He turned and looked away across the interminable flat. In mind he went over it the entire distance.
"I don't doubt but what the ground is firm by this time," he muttered, "but—Well, there's about one chance in a thousand that I nose them out! It's at least a hundred and twenty-five miles away by way of the river, and sixty, maybe a little more, across the flat. And I've still got my gun. Poor Dad!"
Lucky Jim started on a lope across the flat. Without a pound of grub.
Meanwhile, Chenoa Pete was complimenting his partner.
"I'll say you can handle a rope, Mike!" he declared admiringly. Then he laughed. "Damn if I ever saw anything so funny in all my life. I never did! One moment he was on the raft, and the next—haw, haw, haw! He went through the air like a fish on the end of a line!"

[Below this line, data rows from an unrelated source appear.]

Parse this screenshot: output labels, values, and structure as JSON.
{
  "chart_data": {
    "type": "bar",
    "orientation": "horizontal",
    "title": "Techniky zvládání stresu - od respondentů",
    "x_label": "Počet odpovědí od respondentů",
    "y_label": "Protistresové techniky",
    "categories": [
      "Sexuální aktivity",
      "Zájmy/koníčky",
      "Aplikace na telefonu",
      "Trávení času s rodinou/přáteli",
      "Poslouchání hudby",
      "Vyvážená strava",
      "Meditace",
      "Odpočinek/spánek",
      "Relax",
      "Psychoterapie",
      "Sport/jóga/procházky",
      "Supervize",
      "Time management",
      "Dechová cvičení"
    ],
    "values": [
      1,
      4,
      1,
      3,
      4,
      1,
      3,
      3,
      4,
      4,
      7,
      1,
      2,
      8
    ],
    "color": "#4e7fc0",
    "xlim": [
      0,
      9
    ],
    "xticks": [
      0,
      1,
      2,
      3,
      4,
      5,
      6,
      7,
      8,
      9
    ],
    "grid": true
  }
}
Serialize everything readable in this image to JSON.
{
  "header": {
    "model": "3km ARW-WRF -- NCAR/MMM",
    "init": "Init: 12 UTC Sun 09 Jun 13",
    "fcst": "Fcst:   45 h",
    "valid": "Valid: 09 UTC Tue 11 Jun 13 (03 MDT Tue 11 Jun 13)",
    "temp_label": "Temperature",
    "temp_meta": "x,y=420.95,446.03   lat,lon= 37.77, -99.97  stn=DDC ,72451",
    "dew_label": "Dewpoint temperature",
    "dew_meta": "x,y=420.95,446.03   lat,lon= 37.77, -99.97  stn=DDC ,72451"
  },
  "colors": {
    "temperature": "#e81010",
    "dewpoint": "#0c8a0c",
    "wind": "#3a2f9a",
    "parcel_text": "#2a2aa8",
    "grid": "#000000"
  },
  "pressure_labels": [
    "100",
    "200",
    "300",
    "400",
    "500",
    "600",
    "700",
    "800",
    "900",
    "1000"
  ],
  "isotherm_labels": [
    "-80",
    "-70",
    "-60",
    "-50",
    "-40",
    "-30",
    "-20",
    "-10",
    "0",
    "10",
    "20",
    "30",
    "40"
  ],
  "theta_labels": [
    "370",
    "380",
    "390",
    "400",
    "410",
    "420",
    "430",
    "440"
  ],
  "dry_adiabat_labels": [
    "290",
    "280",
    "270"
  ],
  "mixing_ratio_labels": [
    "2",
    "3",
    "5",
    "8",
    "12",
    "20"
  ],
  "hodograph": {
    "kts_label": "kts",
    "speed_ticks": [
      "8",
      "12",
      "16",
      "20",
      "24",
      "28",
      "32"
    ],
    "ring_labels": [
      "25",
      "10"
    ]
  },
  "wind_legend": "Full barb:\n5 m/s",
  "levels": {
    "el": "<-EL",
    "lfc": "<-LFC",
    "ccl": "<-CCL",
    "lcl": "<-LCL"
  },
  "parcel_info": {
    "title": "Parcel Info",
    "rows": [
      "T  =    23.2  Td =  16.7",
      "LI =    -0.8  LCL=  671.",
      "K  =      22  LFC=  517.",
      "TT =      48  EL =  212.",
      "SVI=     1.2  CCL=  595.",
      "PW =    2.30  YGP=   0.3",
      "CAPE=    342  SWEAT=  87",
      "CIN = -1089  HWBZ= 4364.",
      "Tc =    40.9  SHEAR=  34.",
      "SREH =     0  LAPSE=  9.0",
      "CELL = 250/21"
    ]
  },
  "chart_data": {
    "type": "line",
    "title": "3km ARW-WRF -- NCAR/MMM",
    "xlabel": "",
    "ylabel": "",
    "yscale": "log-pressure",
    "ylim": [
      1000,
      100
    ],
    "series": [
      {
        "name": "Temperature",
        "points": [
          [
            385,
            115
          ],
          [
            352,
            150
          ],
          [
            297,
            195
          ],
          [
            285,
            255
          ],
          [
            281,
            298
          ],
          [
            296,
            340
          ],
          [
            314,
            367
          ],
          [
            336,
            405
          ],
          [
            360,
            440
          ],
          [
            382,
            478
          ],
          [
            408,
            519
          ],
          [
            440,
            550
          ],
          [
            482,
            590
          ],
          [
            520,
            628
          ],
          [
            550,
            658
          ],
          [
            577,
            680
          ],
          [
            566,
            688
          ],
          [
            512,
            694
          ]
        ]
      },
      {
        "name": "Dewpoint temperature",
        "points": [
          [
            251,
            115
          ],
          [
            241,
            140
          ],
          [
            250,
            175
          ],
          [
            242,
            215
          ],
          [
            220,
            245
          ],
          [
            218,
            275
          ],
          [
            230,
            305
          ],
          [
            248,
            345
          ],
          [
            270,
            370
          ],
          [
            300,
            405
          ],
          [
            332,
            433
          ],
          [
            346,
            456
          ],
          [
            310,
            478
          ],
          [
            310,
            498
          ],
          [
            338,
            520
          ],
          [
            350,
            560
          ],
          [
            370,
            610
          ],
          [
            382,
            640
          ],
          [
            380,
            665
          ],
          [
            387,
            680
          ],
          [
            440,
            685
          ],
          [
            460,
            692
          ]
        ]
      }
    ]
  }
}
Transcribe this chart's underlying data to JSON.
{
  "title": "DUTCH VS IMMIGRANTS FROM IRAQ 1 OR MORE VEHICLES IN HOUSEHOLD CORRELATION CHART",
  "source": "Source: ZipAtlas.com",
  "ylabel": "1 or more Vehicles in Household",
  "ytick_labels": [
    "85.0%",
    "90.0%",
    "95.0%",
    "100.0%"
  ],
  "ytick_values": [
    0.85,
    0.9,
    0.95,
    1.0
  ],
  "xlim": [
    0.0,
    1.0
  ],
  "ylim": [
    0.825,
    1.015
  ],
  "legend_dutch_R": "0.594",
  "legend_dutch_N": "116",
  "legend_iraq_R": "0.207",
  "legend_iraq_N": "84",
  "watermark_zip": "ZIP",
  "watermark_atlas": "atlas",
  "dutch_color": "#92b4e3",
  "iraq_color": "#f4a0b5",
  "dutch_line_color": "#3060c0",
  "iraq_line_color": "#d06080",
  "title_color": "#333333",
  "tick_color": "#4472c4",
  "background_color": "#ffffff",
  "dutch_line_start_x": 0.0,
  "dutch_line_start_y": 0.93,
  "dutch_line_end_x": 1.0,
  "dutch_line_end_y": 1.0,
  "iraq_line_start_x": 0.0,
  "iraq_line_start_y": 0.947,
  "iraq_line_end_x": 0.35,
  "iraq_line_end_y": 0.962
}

"At first," returned Mike, highly elated with the success of his exploit, "I meant to drop it around his neck. Then says I to myself, I won't get but the one chance, so I made the loop bigger and dropped it around his body."
"It was pretty work. Of course, I'd have got him with the rifle if you had missed, but I'm leary about rivers. I remember one time a guy in the upper country shot his three partners comin' down the Yukon in a small boat and buried them on an island. Next year along comes the old river and washes half that island away and turns the three guys loose on the current. The Mounted Police finally picked them up, and two years later there was a hangin' in Dawson. Believe me, Mike, Alaska is a hard country to get out of, if you're wanted!"
"It is," Mike Haggart agreed. "But we ain't goin' out. Nome will be good enough for us this winter."
"Anywhere along the lower river."
They then hefted Lucky Jim's pokes of dust, and guessed and guessed again at the value of their contents.